Fully autonomous automobiles are still a ways off (at least as far as production models go), but they might be hitting dealership lots sooner than you think. Tesla’s fully electric cars have a semi-autonomous ability, which allows drivers to take their hands off the wheel while cruising, but that still requires the driver’s attention. However, many companies are hard at work developing fully autonomous technology, which would enable both fleet cars, public transportation and private vehicles to operate without any drivers or direct human input whatsoever. Surely, this will be the end of cars meant to be driven and enjoyed, right? We must only be a few years away from some autonomous reality similar to that seen in the hit movie “iRobot.” We even saw the spherical wheels and tires from that movie on display at the Geneva International Motor Show.

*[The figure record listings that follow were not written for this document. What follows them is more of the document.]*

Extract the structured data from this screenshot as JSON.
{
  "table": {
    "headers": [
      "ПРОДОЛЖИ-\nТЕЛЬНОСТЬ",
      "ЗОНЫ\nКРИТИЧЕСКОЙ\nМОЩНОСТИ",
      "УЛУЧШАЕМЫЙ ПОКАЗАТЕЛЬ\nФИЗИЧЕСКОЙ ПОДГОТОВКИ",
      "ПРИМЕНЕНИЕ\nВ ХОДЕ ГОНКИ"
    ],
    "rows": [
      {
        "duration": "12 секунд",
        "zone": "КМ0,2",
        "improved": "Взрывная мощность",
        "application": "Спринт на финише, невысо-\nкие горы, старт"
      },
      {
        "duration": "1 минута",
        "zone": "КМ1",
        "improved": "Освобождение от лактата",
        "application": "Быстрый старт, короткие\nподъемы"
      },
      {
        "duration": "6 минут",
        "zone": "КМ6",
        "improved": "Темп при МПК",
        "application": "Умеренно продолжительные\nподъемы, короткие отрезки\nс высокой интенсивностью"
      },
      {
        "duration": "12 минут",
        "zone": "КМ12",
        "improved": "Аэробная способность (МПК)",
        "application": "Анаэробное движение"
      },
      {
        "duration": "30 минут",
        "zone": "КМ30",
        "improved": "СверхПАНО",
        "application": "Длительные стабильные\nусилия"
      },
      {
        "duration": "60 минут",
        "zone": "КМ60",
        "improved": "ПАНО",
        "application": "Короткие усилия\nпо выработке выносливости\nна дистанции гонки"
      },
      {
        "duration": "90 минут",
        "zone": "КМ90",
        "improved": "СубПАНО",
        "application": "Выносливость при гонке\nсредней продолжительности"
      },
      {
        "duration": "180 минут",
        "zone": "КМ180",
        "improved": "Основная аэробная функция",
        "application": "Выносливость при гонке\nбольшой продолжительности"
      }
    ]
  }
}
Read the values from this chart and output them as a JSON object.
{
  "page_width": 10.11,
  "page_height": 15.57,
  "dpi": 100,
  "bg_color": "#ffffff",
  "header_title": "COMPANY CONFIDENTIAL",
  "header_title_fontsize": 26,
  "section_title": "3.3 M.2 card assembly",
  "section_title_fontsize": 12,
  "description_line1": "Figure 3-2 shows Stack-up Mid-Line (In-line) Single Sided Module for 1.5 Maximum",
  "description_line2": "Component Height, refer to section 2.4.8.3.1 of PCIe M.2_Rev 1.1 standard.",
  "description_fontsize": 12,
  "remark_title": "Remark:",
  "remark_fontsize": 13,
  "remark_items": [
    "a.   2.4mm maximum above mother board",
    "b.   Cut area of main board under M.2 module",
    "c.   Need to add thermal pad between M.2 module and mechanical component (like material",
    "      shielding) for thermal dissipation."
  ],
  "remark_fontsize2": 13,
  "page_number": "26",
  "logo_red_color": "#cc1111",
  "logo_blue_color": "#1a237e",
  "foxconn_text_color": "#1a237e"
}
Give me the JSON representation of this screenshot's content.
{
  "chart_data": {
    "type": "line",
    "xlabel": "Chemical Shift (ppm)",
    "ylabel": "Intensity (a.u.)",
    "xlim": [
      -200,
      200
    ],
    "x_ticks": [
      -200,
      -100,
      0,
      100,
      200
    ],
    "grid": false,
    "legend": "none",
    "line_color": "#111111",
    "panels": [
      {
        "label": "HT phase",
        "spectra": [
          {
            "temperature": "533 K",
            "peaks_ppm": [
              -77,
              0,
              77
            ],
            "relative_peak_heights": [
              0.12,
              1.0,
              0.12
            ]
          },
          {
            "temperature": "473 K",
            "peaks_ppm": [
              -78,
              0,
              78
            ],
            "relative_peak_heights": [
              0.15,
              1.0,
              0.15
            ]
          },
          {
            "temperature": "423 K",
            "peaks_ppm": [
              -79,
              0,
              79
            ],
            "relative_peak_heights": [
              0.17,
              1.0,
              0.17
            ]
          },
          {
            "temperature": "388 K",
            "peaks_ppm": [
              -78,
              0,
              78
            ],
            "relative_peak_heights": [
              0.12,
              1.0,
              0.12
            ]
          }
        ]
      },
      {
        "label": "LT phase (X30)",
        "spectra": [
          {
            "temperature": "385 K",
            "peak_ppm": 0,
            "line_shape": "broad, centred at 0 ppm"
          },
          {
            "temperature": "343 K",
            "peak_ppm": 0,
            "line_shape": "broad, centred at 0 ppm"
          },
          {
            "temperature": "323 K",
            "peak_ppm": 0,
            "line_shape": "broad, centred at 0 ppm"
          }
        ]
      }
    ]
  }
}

Fortunately, I don’t think the reality of tomorrow is that dark and gloomy.  The reality of it is, manually driven vehicles will remain for those of us who choose to buy and drive them. Mass autonomous technology will only serve to make our drives more predictable and, quite likely, more pleasant. With advances in dual-clutch, flappy-paddle gearboxes, everyone feared the death of the manual gearbox; now we have the 911 R and the new 911 GT3 is being offered with an optional manual gearbox. We have the Jaguar F-Type SVR and its manual V8 which sounds like Thor in a frantic rage. And let’s not forget the Aston Martin GT8, or perhaps the fact that you can still buy a brand new 1967 Shelby Cobra.

Not only that, electric motors have proven to create some of the most insane vehicles on the road today, such as the Tesla Model S P100D and its 2.28 second 0 to 60 mph, or the Rimac Concept_One (below). When coupled with petrol power, electric motors can contribute to what have become the undisputed greatest cars of the current generation – the Ferrari LaFerrari, McLaren P1, and Porsche 918 (you might also want to include the Koenigsegg Regera).

Photo Credit: Rimac Automobili

The fact is, while the future of society en masse may be electric and autonomous, there will remain a demand for driver’s cars, sports cars and super cars. There will remain a demand for glorious petrol power, just as there has remained a demand for simple, manual gearbox, soundproofing free machines of unrestricted passion, soul and driving experience.